I always end up with this as a result:
[[1]]
# A tibble: 1 x 4
`Subject Number` `Common Name` `Scientific Name` `Number Of Images`
<lgl> <lgl> <lgl> <lgl>
1 NA NA NA NA
The table is in a dynamic format, which leads me to believe that html_table()
may need to be altered or may be the inappropriate function to use here. I would like to know if there is a way to read this table into R.
CodePudding user response:
You need javascript to enable that table it appears, but there is a workaround to download the data in json form. If you inspect and go to the network tab, there is a json link.

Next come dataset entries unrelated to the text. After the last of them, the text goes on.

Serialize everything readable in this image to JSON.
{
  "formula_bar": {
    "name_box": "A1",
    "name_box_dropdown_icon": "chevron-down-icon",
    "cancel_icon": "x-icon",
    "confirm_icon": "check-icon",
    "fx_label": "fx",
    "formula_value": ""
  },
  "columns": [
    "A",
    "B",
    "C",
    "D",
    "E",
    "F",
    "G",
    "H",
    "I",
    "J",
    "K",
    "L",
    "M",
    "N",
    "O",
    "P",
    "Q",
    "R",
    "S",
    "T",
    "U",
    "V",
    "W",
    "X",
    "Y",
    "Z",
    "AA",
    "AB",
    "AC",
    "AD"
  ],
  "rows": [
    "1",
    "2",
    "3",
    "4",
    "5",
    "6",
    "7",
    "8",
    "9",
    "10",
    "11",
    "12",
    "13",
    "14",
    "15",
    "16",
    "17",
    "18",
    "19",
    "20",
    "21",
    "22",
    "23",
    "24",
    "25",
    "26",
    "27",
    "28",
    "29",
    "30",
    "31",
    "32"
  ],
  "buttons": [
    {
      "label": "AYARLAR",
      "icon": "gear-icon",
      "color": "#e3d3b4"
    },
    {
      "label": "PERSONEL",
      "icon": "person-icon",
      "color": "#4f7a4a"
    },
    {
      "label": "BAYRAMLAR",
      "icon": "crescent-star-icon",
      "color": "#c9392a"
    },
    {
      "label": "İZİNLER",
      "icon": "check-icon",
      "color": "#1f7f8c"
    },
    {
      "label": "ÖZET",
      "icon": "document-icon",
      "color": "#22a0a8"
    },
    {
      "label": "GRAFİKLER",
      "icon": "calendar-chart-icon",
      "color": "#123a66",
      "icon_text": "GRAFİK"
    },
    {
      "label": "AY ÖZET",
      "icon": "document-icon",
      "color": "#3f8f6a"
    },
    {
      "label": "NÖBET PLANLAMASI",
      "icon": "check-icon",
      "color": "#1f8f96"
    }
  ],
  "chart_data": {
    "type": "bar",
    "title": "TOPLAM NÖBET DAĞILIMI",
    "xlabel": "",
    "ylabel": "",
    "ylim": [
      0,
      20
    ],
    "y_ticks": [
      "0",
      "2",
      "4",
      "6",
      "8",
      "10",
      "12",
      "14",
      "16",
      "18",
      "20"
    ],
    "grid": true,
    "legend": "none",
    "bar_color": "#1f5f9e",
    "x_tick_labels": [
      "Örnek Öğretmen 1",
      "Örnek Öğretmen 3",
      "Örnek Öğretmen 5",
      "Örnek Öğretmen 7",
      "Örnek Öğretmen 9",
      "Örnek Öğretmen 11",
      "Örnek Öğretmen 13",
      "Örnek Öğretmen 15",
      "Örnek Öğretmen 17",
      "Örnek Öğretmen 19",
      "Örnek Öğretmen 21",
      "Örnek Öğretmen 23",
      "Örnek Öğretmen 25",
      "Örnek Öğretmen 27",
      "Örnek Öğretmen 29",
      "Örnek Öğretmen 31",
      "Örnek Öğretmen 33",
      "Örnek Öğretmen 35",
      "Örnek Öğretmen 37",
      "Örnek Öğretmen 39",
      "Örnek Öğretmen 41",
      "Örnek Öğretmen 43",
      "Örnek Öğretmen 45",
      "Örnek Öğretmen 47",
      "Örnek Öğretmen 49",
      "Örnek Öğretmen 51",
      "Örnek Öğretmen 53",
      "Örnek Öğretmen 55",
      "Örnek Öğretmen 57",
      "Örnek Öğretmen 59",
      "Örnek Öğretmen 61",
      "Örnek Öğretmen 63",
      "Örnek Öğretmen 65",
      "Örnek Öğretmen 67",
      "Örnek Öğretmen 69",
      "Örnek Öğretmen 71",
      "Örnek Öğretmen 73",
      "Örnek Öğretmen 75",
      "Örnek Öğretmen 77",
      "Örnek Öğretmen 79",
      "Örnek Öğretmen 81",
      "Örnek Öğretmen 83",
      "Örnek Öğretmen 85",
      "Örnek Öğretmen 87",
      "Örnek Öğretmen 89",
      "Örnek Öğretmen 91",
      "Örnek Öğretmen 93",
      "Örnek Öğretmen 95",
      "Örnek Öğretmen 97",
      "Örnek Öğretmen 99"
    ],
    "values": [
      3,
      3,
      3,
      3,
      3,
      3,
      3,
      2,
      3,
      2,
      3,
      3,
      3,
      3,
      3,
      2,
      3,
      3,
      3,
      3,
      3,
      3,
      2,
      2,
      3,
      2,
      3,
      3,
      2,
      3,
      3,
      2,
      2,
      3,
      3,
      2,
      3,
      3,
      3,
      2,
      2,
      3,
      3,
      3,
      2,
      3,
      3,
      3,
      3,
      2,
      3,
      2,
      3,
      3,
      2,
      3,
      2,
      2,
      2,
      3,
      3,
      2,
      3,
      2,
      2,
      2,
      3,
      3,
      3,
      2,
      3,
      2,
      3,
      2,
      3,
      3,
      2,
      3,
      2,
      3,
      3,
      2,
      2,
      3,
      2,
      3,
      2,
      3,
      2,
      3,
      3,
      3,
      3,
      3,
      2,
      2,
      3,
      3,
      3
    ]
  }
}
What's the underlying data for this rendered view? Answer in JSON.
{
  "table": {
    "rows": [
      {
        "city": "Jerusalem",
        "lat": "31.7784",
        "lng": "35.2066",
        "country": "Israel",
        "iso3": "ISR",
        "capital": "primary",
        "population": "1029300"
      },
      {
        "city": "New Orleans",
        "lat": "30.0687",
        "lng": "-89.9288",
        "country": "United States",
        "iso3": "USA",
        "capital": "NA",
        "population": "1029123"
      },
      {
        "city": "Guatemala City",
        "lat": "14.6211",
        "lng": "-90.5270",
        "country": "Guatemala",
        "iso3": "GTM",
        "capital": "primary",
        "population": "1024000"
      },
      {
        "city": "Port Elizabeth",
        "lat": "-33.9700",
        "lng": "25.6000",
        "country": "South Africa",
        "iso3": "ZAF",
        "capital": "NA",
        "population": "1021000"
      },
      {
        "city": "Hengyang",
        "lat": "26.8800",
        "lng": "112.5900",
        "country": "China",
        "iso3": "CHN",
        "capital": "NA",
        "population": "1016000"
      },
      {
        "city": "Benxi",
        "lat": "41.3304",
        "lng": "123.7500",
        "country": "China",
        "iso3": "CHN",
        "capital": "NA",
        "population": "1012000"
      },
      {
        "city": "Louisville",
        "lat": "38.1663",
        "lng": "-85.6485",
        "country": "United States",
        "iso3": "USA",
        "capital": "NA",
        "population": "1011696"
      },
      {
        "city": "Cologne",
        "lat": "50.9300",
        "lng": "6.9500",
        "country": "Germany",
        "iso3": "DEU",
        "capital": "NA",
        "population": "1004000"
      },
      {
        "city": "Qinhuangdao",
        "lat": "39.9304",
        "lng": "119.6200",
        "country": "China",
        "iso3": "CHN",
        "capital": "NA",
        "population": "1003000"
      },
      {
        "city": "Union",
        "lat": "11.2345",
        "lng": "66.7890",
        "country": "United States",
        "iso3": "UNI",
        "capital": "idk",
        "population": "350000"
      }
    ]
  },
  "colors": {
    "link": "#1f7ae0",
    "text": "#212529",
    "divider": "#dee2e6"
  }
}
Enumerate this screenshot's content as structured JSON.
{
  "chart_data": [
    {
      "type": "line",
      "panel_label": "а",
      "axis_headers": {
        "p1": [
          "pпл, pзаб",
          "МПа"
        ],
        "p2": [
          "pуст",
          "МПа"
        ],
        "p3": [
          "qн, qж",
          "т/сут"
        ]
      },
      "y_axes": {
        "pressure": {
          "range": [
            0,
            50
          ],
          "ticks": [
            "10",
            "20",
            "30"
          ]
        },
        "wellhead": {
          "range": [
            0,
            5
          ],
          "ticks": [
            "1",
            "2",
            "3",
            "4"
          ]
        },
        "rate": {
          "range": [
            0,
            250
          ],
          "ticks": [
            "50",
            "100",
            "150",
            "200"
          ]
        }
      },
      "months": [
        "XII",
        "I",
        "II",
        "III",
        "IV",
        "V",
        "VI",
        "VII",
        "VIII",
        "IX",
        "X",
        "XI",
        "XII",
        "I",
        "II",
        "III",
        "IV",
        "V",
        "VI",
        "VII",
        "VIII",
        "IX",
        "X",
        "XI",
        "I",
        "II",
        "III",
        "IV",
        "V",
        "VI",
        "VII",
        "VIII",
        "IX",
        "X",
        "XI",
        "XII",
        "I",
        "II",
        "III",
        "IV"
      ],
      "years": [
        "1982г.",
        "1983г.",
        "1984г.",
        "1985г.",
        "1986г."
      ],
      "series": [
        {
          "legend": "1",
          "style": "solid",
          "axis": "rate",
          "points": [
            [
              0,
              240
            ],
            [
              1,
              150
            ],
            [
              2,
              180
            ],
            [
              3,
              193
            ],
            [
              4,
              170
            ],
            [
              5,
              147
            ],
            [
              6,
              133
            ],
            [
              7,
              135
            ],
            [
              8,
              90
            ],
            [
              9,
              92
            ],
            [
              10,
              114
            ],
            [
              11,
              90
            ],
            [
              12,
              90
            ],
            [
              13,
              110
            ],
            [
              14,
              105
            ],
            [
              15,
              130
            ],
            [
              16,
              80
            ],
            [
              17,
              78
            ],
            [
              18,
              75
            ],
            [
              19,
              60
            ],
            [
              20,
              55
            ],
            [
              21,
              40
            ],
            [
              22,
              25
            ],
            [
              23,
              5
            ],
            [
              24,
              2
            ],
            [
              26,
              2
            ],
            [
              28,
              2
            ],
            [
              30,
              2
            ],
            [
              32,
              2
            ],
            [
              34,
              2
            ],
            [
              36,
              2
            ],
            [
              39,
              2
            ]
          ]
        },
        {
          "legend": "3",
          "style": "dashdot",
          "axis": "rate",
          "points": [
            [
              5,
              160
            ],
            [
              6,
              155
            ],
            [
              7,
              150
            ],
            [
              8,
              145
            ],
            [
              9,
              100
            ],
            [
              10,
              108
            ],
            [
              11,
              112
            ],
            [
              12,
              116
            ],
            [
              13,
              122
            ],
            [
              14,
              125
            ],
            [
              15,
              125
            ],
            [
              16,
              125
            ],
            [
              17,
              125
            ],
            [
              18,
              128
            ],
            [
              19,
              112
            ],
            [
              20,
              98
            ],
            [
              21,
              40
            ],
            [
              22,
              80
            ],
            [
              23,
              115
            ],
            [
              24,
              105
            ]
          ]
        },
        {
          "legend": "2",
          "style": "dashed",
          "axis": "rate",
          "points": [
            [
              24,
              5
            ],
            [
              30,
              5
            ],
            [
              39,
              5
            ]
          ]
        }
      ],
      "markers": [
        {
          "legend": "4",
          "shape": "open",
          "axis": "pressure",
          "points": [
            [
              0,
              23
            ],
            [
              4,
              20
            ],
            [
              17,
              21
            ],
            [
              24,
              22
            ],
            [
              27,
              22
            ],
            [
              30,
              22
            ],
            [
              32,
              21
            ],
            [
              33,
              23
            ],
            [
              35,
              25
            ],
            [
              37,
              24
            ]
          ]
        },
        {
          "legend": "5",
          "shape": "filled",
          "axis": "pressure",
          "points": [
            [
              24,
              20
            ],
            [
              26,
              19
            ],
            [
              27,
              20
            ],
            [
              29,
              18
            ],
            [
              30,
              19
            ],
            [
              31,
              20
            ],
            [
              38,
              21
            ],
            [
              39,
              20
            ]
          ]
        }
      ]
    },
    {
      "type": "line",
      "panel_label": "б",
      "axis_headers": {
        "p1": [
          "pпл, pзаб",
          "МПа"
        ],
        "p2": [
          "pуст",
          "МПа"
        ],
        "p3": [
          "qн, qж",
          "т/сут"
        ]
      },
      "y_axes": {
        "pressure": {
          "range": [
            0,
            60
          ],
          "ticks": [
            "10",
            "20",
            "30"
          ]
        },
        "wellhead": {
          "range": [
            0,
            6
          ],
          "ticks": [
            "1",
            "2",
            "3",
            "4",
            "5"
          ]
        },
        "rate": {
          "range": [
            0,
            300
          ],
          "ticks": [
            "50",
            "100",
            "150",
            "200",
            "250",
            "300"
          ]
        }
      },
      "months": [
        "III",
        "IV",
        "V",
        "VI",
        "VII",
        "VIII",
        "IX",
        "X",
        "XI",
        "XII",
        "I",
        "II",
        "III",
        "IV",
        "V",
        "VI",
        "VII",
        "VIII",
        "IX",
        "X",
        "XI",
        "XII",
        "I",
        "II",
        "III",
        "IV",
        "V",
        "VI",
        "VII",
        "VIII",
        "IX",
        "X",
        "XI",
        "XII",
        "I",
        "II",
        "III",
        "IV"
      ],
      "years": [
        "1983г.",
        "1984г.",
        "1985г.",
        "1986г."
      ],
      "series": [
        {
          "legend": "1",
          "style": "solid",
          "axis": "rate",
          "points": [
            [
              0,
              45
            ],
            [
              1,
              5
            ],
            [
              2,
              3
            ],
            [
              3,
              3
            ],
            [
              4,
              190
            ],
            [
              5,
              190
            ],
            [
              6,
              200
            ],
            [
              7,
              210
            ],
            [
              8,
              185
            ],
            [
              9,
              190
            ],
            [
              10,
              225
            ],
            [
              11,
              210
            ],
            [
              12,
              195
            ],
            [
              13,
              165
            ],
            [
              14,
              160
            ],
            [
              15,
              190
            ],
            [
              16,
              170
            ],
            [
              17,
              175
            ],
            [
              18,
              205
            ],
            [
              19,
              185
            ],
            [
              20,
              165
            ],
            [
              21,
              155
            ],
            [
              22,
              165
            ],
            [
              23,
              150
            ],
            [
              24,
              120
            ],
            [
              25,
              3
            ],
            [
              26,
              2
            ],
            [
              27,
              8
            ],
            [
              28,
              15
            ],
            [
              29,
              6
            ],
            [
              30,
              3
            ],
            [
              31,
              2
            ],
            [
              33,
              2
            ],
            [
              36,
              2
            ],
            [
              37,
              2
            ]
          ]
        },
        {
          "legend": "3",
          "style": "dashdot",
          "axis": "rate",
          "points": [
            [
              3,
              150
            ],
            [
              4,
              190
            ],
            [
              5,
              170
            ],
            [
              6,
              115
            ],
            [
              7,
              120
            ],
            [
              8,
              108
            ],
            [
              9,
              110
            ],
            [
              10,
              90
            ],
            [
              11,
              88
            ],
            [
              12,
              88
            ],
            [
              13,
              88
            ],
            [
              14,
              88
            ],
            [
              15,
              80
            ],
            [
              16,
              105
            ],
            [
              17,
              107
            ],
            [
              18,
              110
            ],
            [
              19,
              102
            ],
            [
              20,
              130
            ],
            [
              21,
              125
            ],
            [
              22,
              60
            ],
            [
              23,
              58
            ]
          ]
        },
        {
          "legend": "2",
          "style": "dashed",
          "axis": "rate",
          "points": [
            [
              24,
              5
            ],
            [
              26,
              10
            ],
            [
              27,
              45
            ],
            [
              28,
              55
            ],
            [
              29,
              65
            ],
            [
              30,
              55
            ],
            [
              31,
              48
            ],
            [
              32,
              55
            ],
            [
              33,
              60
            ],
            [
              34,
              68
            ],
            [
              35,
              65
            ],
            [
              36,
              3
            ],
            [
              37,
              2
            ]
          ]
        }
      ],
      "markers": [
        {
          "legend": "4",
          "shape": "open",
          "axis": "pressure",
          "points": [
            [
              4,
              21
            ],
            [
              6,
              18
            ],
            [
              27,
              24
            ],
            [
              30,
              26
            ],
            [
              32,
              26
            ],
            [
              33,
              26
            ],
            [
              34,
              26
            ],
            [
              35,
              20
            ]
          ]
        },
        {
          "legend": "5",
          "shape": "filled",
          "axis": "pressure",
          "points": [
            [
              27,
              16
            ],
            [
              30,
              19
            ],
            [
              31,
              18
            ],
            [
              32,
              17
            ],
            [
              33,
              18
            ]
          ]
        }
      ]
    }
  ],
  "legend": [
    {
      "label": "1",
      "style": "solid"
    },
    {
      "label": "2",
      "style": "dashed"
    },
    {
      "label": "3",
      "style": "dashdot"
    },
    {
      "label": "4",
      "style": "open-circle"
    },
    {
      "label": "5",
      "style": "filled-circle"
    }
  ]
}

Let me know if this answers your question.
library(jsonlite)
json_data <- jsonlite::fromJSON("https://api.bugwood.org/rest/api/subject/.json?fmt=datatable&include=count&cat=51&systemid=2&draw=2&columns[0][data]=0&columns[0][searchable]=false&columns[0][orderable]=false&columns[0][search][value]=&columns[1][data]=1&columns[1][searchable]=true&columns[1][orderable]=true&columns[1][search][value]=&columns[2][data]=2&columns[2][searchable]=true&columns[2][orderable]=true&columns[2][search][value]=&columns[3][data]=3&columns[3][searchable]=false&columns[3][orderable]=true&columns[3][search][value]=&order[0][column]=1&order[0][dir]=asc&start=163&length=126&search[value]=&_=1657572710039")
as.data.frame(json_data$data)